Croatia is beautiful, and clean. The streets were in good condition and people were friendly. Except for a problem with graffiti in the town of Split I found Croatia to be a good place to visit.

Our visit today consisted of two stops. The first involved a 30 minute drive to the Medieval Town of Trogir. The city is a UNESCO World Heritage Site and is located on a very small island that IMG_2644 connects with the mainland by a bridge.

We walked around the town admiring the buildings and churches for about 90 minutes and then took a break for coffee in the square where we enjoyed a good session of “people watching.”

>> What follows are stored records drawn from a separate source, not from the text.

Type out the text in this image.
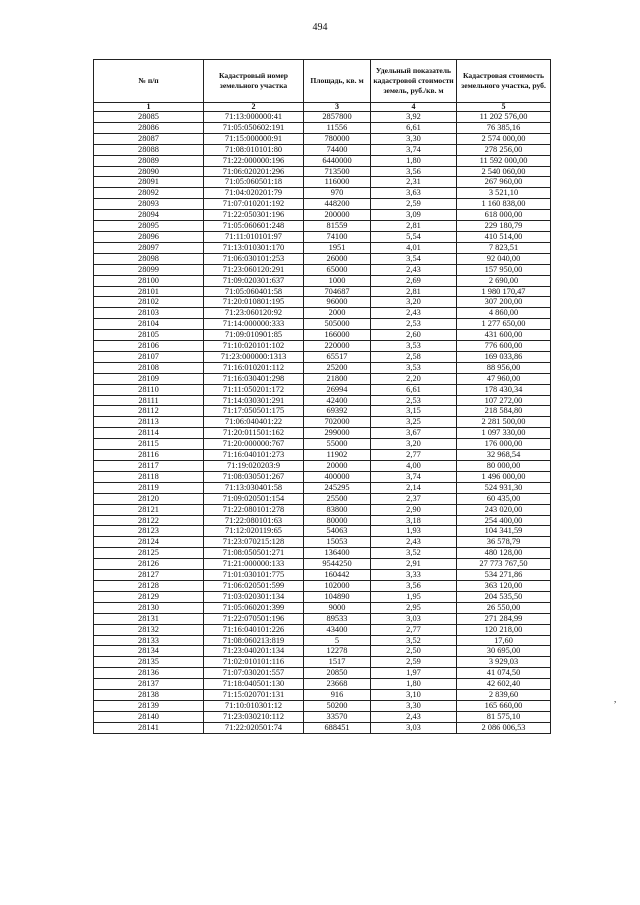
494
№ п/п	Кадастровый номер земельного участка	Площадь, кв. м	Удельный показатель кадастровой стоимости земель, руб./кв. м	Кадастровая стоимость земельного участка, руб.
1	2	3	4	5
28085	71:13:000000:41	2857800	3,92	11 202 576,00
28086	71:05:050602:191	11556	6,61	76 385,16
28087	71:15:000000:91	780000	3,30	2 574 000,00
28088	71:08:010101:80	74400	3,74	278 256,00
28089	71:22:000000:196	6440000	1,80	11 592 000,00
28090	71:06:020201:296	713500	3,56	2 540 060,00
28091	71:05:060501:18	116000	2,31	267 960,00
28092	71:04:020201:79	970	3,63	3 521,10
28093	71:07:010201:192	448200	2,59	1 160 838,00
28094	71:22:050301:196	200000	3,09	618 000,00
28095	71:05:060601:248	81559	2,81	229 180,79
28096	71:11:010101:97	74100	5,54	410 514,00
28097	71:13:010301:170	1951	4,01	7 823,51
28098	71:06:030101:253	26000	3,54	92 040,00
28099	71:23:060120:291	65000	2,43	157 950,00
28100	71:09:020301:637	1000	2,69	2 690,00
28101	71:05:060401:58	704687	2,81	1 980 170,47
28102	71:20:010801:195	96000	3,20	307 200,00
28103	71:23:060120:92	2000	2,43	4 860,00
28104	71:14:000000:333	505000	2,53	1 277 650,00
28105	71:09:010901:85	166000	2,60	431 600,00
28106	71:10:020101:102	220000	3,53	776 600,00
28107	71:23:000000:1313	65517	2,58	169 033,86
28108	71:16:010201:112	25200	3,53	88 956,00
28109	71:16:030401:298	21800	2,20	47 960,00
28110	71:11:050201:172	26994	6,61	178 430,34
28111	71:14:030301:291	42400	2,53	107 272,00
28112	71:17:050501:175	69392	3,15	218 584,80
28113	71:06:040401:22	702000	3,25	2 281 500,00
28114	71:20:011501:162	299000	3,67	1 097 330,00
28115	71:20:000000:767	55000	3,20	176 000,00
28116	71:16:040101:273	11902	2,77	32 968,54
28117	71:19:020203:9	20000	4,00	80 000,00
28118	71:08:030501:267	400000	3,74	1 496 000,00
28119	71:13:030401:58	245295	2,14	524 931,30
28120	71:09:020501:154	25500	2,37	60 435,00
28121	71:22:080101:278	83800	2,90	243 020,00
28122	71:22:080101:63	80000	3,18	254 400,00
28123	71:12:020119:65	54063	1,93	104 341,59
28124	71:23:070215:128	15053	2,43	36 578,79
28125	71:08:050501:271	136400	3,52	480 128,00
28126	71:21:000000:133	9544250	2,91	27 773 767,50
28127	71:01:030101:775	160442	3,33	534 271,86
28128	71:06:020501:599	102000	3,56	363 120,00
28129	71:03:020301:134	104890	1,95	204 535,50
28130	71:05:060201:399	9000	2,95	26 550,00
28131	71:22:070501:196	89533	3,03	271 284,99
28132	71:16:040101:226	43400	2,77	120 218,00
28133	71:08:060213:819	5	3,52	17,60
28134	71:23:040201:134	12278	2,50	30 695,00
28135	71:02:010101:116	1517	2,59	3 929,03
28136	71:07:030201:557	20850	1,97	41 074,50
28137	71:18:040501:130	23668	1,80	42 602,40
28138	71:15:020701:131	916	3,10	2 839,60
28139	71:10:010301:12	50200	3,30	165 660,00
28140	71:23:030210:112	33570	2,43	81 575,10
28141	71:22:020501:74	688451	3,03	2 086 006,53
,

Returning to the Old City of Split, our group went on another walking tour, this time of a most unusual place, a Roman basement! Since it too is on the UNESCO list, it was obviously not your ordinary basement. Allow me to explain. In the late Roman period, which dates from around 300 A.D., the Great Roman Emperor Diocletian decided to abdicate – or in other words to retire. In preparation for his retirement he had a massive Palace constructed in Split. It was designed as a rectangular Roman Fort which covered 8.4 acres and had four massive gates and 16 towers surrounding its walls.


Over the centuries the palace fell into disrepair was buried under the surface. The new city of Split was built on top of the subterranean halls of the former palace. In fact as structures were built on top of the ruins, people would dig holes into the floor, which opened into the subterranean ruins, and dumped their construction trash down the holes, and then sealed the holes back up.


Today the substructure of the Diocletian Palace is a World Heritage Site and is slowly and carefully being excavated revealing structures that are in remarkably good condition for their age.

In addition to the “basement,” we visited the Cathedral of St. Dominius. Originally it was built to serve as the mausoleum for the Emperor, but today it stands as the only Roman Catholic Cathedral in the world built in the shape of a hexagon.

All too quickly our day came to and end, and we are now on our way to the city of Venice, Italy where our ship is due to dock at 6am. Fortunately we left town just in time because right now it is pouring down rain outside. Let’s hope tomorrow is better.